China has more miles of high speed railroad than any country on earth (and much more than us). China manufactures more than 50% of the world's solar cells---while in the US we have (or, had) Solyndra. China has a vibrant, advancing space program, while we have distant memories of the arts we've lost in the Apollo project. China is building huge new research-level universities every year, while the only thing really growing at our schools is their tuition. This kind of list goes on and on, but basically China is a country on fire, like the US in the late 19th century, while the US is a country on fire, like the time of Rome burning.

Fundamentally, the problem, for us, is that China has great leaders---for God's sake, engineers are heading the government---while we have lawyers and MBAs at the helm. Thus we burn up 10 times the military budget of China, despite the fact that it has 4 times the population, more land, and 14 bordering and sometimes hostile neighbors.

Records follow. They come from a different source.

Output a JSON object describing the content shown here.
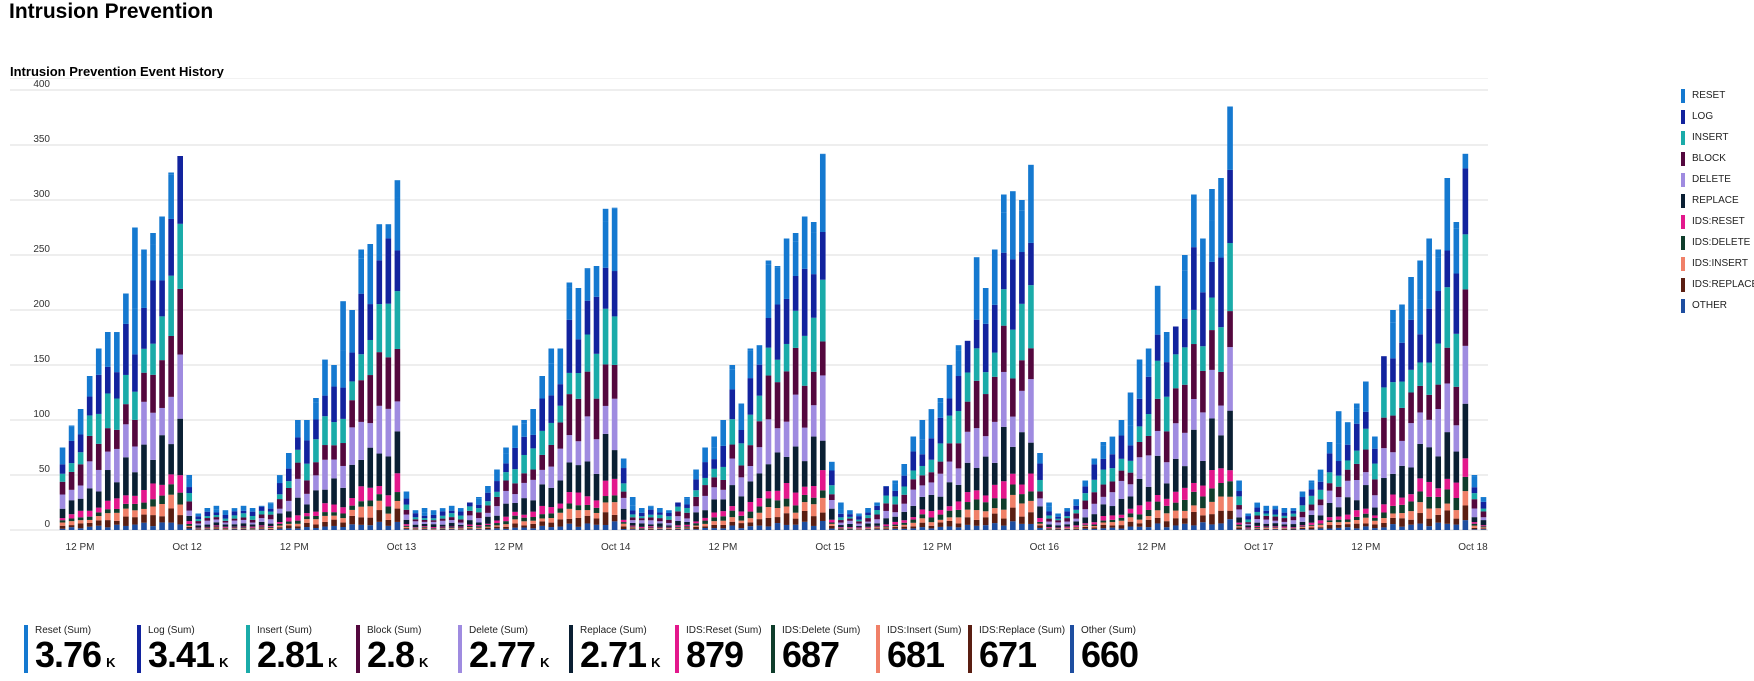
{
  "page": {
    "title": "Intrusion Prevention"
  },
  "chart_data": {
    "type": "bar",
    "stacked": true,
    "title": "Intrusion Prevention Event History",
    "xlabel": "",
    "ylabel": "",
    "ylim": [
      0,
      400
    ],
    "y_ticks": [
      0,
      50,
      100,
      150,
      200,
      250,
      300,
      350,
      400
    ],
    "x_tick_labels": [
      "12 PM",
      "Oct 12",
      "12 PM",
      "Oct 13",
      "12 PM",
      "Oct 14",
      "12 PM",
      "Oct 15",
      "12 PM",
      "Oct 16",
      "12 PM",
      "Oct 17",
      "12 PM",
      "Oct 18"
    ],
    "grid": true,
    "legend_position": "right",
    "bar_totals": [
      75,
      95,
      110,
      140,
      165,
      180,
      180,
      215,
      275,
      255,
      270,
      285,
      325,
      340,
      50,
      15,
      20,
      22,
      18,
      20,
      22,
      20,
      22,
      25,
      50,
      70,
      100,
      100,
      120,
      155,
      150,
      208,
      200,
      255,
      260,
      278,
      278,
      318,
      35,
      18,
      20,
      18,
      20,
      22,
      20,
      25,
      30,
      40,
      55,
      75,
      95,
      100,
      110,
      140,
      165,
      165,
      225,
      220,
      238,
      240,
      292,
      293,
      65,
      30,
      20,
      22,
      20,
      18,
      25,
      30,
      55,
      75,
      85,
      100,
      150,
      115,
      165,
      168,
      245,
      240,
      265,
      270,
      285,
      280,
      342,
      62,
      25,
      18,
      15,
      20,
      25,
      40,
      45,
      60,
      85,
      100,
      110,
      120,
      150,
      168,
      172,
      248,
      220,
      255,
      305,
      308,
      300,
      332,
      70,
      25,
      15,
      20,
      28,
      45,
      65,
      80,
      85,
      100,
      125,
      155,
      165,
      222,
      180,
      185,
      250,
      305,
      265,
      310,
      320,
      385,
      45,
      15,
      25,
      22,
      22,
      20,
      20,
      35,
      45,
      55,
      80,
      108,
      98,
      115,
      135,
      85,
      158,
      200,
      205,
      230,
      245,
      265,
      255,
      320,
      280,
      342,
      50,
      30
    ],
    "series": [
      {
        "name": "RESET",
        "color": "#1579d0",
        "share": 0.18
      },
      {
        "name": "LOG",
        "color": "#12239e",
        "share": 0.16
      },
      {
        "name": "INSERT",
        "color": "#1aaba9",
        "share": 0.13
      },
      {
        "name": "BLOCK",
        "color": "#54083e",
        "share": 0.13
      },
      {
        "name": "DELETE",
        "color": "#9f8be0",
        "share": 0.13
      },
      {
        "name": "REPLACE",
        "color": "#0a1f33",
        "share": 0.12
      },
      {
        "name": "IDS:RESET",
        "color": "#e3188c",
        "share": 0.04
      },
      {
        "name": "IDS:DELETE",
        "color": "#0f3d2b",
        "share": 0.03
      },
      {
        "name": "IDS:INSERT",
        "color": "#f08068",
        "share": 0.03
      },
      {
        "name": "IDS:REPLACE",
        "color": "#5a1e12",
        "share": 0.03
      },
      {
        "name": "OTHER",
        "color": "#1e4ea0",
        "share": 0.02
      }
    ]
  },
  "tiles": [
    {
      "label": "Reset (Sum)",
      "value": "3.76",
      "unit": "K",
      "color": "#1579d0"
    },
    {
      "label": "Log (Sum)",
      "value": "3.41",
      "unit": "K",
      "color": "#12239e"
    },
    {
      "label": "Insert (Sum)",
      "value": "2.81",
      "unit": "K",
      "color": "#1aaba9"
    },
    {
      "label": "Block (Sum)",
      "value": "2.8",
      "unit": "K",
      "color": "#54083e"
    },
    {
      "label": "Delete (Sum)",
      "value": "2.77",
      "unit": "K",
      "color": "#9f8be0"
    },
    {
      "label": "Replace (Sum)",
      "value": "2.71",
      "unit": "K",
      "color": "#0a1f33"
    },
    {
      "label": "IDS:Reset (Sum)",
      "value": "879",
      "unit": "",
      "color": "#e3188c"
    },
    {
      "label": "IDS:Delete (Sum)",
      "value": "687",
      "unit": "",
      "color": "#0f3d2b"
    },
    {
      "label": "IDS:Insert (Sum)",
      "value": "681",
      "unit": "",
      "color": "#f08068"
    },
    {
      "label": "IDS:Replace (Sum)",
      "value": "671",
      "unit": "",
      "color": "#5a1e12"
    },
    {
      "label": "Other (Sum)",
      "value": "660",
      "unit": "",
      "color": "#1e4ea0"
    }
  ]
}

None of this underlying reality is apparent from the text here, or, indeed, is heard in the main stream media.

Thus we drift, from self-inflicted crisis to self-inflicted crisis, ever towards the pits.

Of cousre we could be saved: we could withdraw, unilaterally from Japan, Korea, and especially the troubled nations near the Mediterranean, and try to regroup and rebuild.

But first our elites---which means Professor Nye, his colleagues, and his students, need to become thoroughly aware of how far we have sank.